Can you vouch for the validity of the results in papers that you cite and use in your own articles?
In April this year Blagojević, Cohen, Crabb, Lück and Ziegler posted a preprint on the arXiv (arXiv:2004.12350) writing in the abstract “This invalidates a paper by three of the present authors […] who used a claimed intermediate result from […]”. This, of course, got me interested and so I took a look at the introduction of that preprint.
The story is that there is an influential paper which was quoted and whose main result was used in quite a number of papers since then, but whose proof turned out to be incorrect (but apparently the main result itself is correct, as was proven now by these five authors). This was only noticed, because Blagojević, Lück and Ziegler used in their paper from 2016 not only the main result of the flawed paper, but also intermediate results that turned out to be actually wrong.
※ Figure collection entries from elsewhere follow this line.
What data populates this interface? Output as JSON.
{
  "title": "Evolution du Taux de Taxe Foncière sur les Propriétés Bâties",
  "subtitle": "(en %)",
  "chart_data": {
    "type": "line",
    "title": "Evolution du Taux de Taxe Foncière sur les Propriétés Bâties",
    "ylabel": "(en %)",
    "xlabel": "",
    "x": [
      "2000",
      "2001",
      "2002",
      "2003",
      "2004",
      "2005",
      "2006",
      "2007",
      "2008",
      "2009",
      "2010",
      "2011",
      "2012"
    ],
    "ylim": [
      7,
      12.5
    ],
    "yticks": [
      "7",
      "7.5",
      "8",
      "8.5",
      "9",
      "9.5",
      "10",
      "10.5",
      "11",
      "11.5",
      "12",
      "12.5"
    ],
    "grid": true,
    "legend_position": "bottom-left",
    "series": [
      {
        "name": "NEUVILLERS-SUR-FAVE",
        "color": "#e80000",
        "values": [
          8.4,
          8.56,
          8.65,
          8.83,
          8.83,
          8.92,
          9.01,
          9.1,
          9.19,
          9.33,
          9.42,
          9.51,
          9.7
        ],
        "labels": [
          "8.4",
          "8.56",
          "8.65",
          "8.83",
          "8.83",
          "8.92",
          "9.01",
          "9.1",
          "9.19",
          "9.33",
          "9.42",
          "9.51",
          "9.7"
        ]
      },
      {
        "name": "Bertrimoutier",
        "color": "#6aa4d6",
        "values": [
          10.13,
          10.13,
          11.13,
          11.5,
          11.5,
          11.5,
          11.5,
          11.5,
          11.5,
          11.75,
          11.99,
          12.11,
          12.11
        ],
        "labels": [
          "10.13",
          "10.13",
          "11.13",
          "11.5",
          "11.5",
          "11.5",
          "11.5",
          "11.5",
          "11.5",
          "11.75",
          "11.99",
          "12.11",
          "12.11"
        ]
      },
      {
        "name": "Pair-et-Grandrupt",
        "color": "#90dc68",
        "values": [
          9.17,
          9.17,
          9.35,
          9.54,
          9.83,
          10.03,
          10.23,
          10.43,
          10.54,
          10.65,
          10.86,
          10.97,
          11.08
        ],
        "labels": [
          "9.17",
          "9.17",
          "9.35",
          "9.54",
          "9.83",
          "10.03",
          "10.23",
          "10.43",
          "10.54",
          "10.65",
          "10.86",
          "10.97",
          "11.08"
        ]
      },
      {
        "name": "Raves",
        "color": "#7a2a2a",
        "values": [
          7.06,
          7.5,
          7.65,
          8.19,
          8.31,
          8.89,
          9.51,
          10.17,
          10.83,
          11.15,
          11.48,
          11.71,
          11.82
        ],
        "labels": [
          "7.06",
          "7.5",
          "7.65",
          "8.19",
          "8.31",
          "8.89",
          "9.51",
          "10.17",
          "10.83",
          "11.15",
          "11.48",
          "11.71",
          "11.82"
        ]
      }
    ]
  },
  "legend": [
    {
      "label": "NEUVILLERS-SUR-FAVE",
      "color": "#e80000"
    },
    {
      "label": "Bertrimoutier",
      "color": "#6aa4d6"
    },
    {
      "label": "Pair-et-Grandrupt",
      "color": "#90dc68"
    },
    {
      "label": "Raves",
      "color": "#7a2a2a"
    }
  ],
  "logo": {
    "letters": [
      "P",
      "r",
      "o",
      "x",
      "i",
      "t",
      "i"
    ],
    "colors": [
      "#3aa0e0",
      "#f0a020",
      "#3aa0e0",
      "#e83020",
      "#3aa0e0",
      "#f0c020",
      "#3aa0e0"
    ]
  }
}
What bothers me the most here is the quite long list of papers that use the main result of the flawed paper apparently without noticing that the proof is wrong. I already had the general feeling that in mathematics too few people actually read in detail and therefore also check the validity of influential / seminal papers, or of papers that they essentially use in their own work. And the above told story reinforced this feeling in me.
I also admit my own guilt here: I think I have read less articles by other authors than I have written myself. Of course, I could talk my way out of this by saying that I don’t have a permanent position yet and therefore it is more important for me to write my own paper than to read other’s paper. But I have the feeling that this queue of excuses won’t stop when I finally get a permanent position.
So is there any reasonable way to change this, i.e., motivate more people to read other’s papers? Or am I completely wrong in my supposition, people are actually reading more than I suppose they do, and all this is actually no problem at all?
I think increased research in the area of computer-assisted proofs will eventually solve the problem. To motivate more people to examine extremely technical material does not sound like a realistic goal. A more worthwhile goal would be to try get more mathematicians interested in the area of computer aided mathematics and artificial intelligence. If they are willing to formulate their own special knowledge, heuristics, counterexamples etc. in terms of an algorithmic proof theory, the first step towards an automation of their reasoning process is taken. A case in point is Wilf-Zeilberger theory: https://link.springer.com/article/10.1007/BF02100618. Admittedly, this paper is about algorithmic proof theory in the area of combinatorial identities and the difficulty is certainly dependent on the field. The usual objection to computer proofs is that a proof-algorithm may contain errors, in its conception and especially its implementation. However, I think that in the long run, finding errors made by a proof-algorithm could be significantly easier than finding errors in human-made proofs. For one thing the uniformity of notation and conventions makes things easier to comprehend. In addition, one proof-algorithm may be able construct very many different proofs of different results. If there is a bug, some irregularities in the proofs can be found. Such irregularities point to the exact bug in the code, i.e. each bug is responsible for many errors of a similar kind. A human on the other hand makes many mistakes of a different nature, all of which have to be spotted individually and are hard to classify / predict.